Essere nel mondo, per un umano come per una pietra, significa innanzitutto essere catturati da una relazione di immanenza reciproca. Non è tanto tra una cosa ed il mondo che si instaura tale relazione, ma tra le cose. Quando la dicotomia soggetto-oggetto, vita-nonvita cade, scopriamo che ogni azione è interazione, che ogni influenza è una interpenetrazione. Inoltre, poiché la relazione non può che avvenire tra oggetti eterogenei tra loro, significa che il luogo che ci ospita, la Terra stessa, non è che un oggetto che si compone, attraverso una costante compenetrazione stratificata, dei suoi elementi. E, propriamente per l’impossibilità di sciogliere gli elementi dell’ambiente mescolati tra loro, è possibile concepire ogni cosa come un ambiente. Certamente con differenti consistenze, organizzazioni, forme.
«Si potrebbe dire lo stesso della materia: essa non è ciò che separa e distingue le cose, ma ciò che ne consente l’incontro e la mescolanza. Essa non si riduce semplicemente allo spazio d’inerenza di una forma nel mondo. Piuttosto, attraverso di essa tutto è in tutto, niente può separarsi dal destino del resto, tutto si lascia attraversare dal mondo e può, quindi, attraversarlo». (Coccia 2018: 91)
Note:
35 National Geographic, “Minerali e gemme da tutto il mondo”, 2020.

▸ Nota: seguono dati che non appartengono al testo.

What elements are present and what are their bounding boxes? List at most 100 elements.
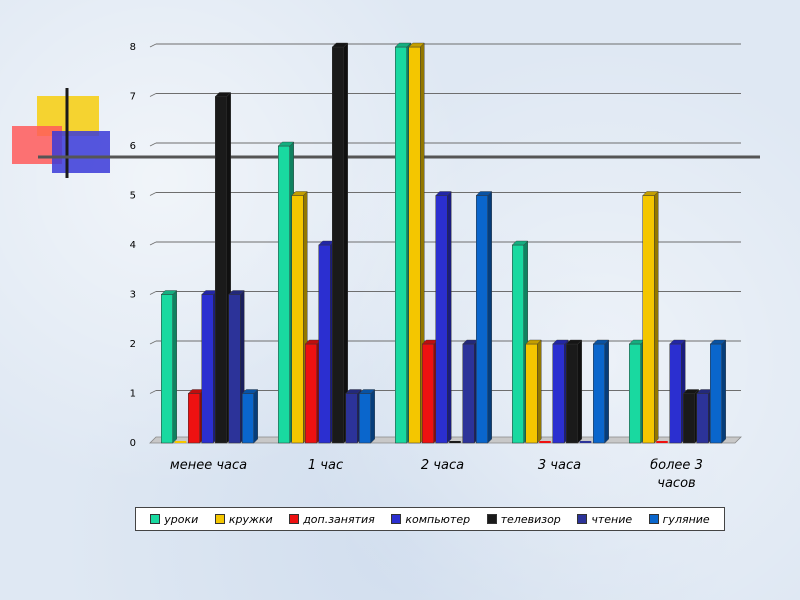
bar [174,441,187,443]
bar [318,244,331,444]
y-tick-label: 0 [130,438,136,449]
legend-swatch [577,514,588,524]
x-category-label: 3 часа [538,458,581,473]
bar [710,343,722,444]
bar [161,294,173,444]
y-tick-label: 5 [130,191,136,202]
legend-item: кружки [214,512,273,526]
bar [215,96,227,444]
legend-label: доп.занятия [303,512,375,526]
x-category-label: более 3 [650,458,703,473]
bar [359,393,371,444]
bar-top [345,389,362,394]
bar-top [682,389,700,394]
legend-swatch [150,514,161,524]
bar-top [228,290,245,295]
x-category-label: 1 час [308,458,343,473]
bar-top [669,339,686,345]
bar-top [475,191,493,196]
bar-top [358,389,376,394]
bar [242,393,254,444]
y-tick-label: 7 [130,92,136,103]
bar-top [642,191,659,196]
bar-side [537,339,542,444]
bar-top [331,42,349,48]
bar [228,294,241,444]
bar-side [487,191,492,444]
bar-top [592,339,610,345]
legend-swatch [289,514,300,524]
bar [593,343,605,444]
y-tick-label: 8 [130,42,136,53]
bar-top [525,339,542,345]
bar-top [241,389,259,394]
legend-item: доп.занятия [289,513,375,526]
legend-item: компьютер [391,513,470,526]
bar [435,195,448,444]
bar-side [172,290,177,444]
y-tick-label: 3 [130,290,136,301]
bar-side [253,389,258,444]
bar [683,393,695,444]
bar-top [214,92,232,97]
bar [552,343,565,444]
bar [332,46,344,444]
bar [512,244,524,444]
bar [345,393,358,444]
x-category-label: менее часа [170,458,247,473]
gridline-side [149,93,157,97]
gridline-side [149,241,157,246]
bar-top [277,141,295,147]
legend-item: телевизор [486,512,561,526]
legend-label: кружки [228,512,273,526]
bar-side [370,389,375,444]
legend-swatch [391,514,402,524]
bar [476,195,488,444]
bar [278,145,290,444]
bar-top [408,42,425,48]
bar-top [709,339,727,345]
legend-swatch [648,514,659,524]
bar [696,393,709,444]
bar [462,343,475,444]
bar-top [160,290,178,295]
legend-label: гуляние [662,512,710,526]
chart-legend: уроки кружки доп.занятия компьютер телевизор… [135,507,725,531]
gridline-side [149,340,157,345]
bar-side [577,339,582,444]
y-tick-label: 2 [130,339,136,350]
legend-item: чтение [577,513,632,526]
bar-top [511,240,529,246]
legend-label: компьютер [405,512,471,526]
bar-side [604,339,609,444]
bar [642,195,655,444]
legend-label: уроки [164,512,199,526]
bar [201,294,214,444]
y-tick-label: 1 [130,389,136,400]
x-category-label: 2 часа [421,458,464,473]
legend-swatch [486,514,497,524]
gridline-side [149,142,157,147]
bar [539,441,551,443]
bar-side [721,339,726,444]
y-tick-label: 4 [130,240,136,251]
gridline-side [149,43,157,48]
bar [579,441,592,443]
y-tick-label: 6 [130,141,136,152]
bar [629,343,641,444]
bar [422,343,434,444]
bar-top [394,42,412,48]
bar-top [552,339,569,345]
bar [566,343,578,444]
bar [188,393,200,444]
legend-label: телевизор [500,512,561,526]
bar [525,343,538,444]
bar [305,343,317,444]
bar-top [435,191,452,196]
legend-label: чтение [591,512,633,526]
bar-top [565,339,583,345]
bar [408,46,421,444]
bar [669,343,682,444]
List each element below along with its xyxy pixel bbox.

37 Molto banalmente, in riferimento al pensiero di Deleuze, l’individuo è un composto, un intreccio di corpi e passioni, la singolarità, invece, è il suo laboratorio preindividuale di formazione. La singolarità non coincide con l’individuo, ma lo precede e lo costituisce.
39 La loro differenza dipende dal fatto che la grafite presenta atomi di carbonio disposti secondo maglie esagonali su piani legati da deboli forze, mentre il diamante ha una struttura compatta con intense forze attrattive fra gli atomi. Inoltre, le loro proprietà dipendono dall’ambiente entro cui si formano: la grafite si origina a poca profondità e dove la temperatura e la pressione sono basse; il diamante prende forma a notevoli profondità e in condizioni di temperature e pressioni molto alte. Si tratta in tutti in casi di polimorfismo.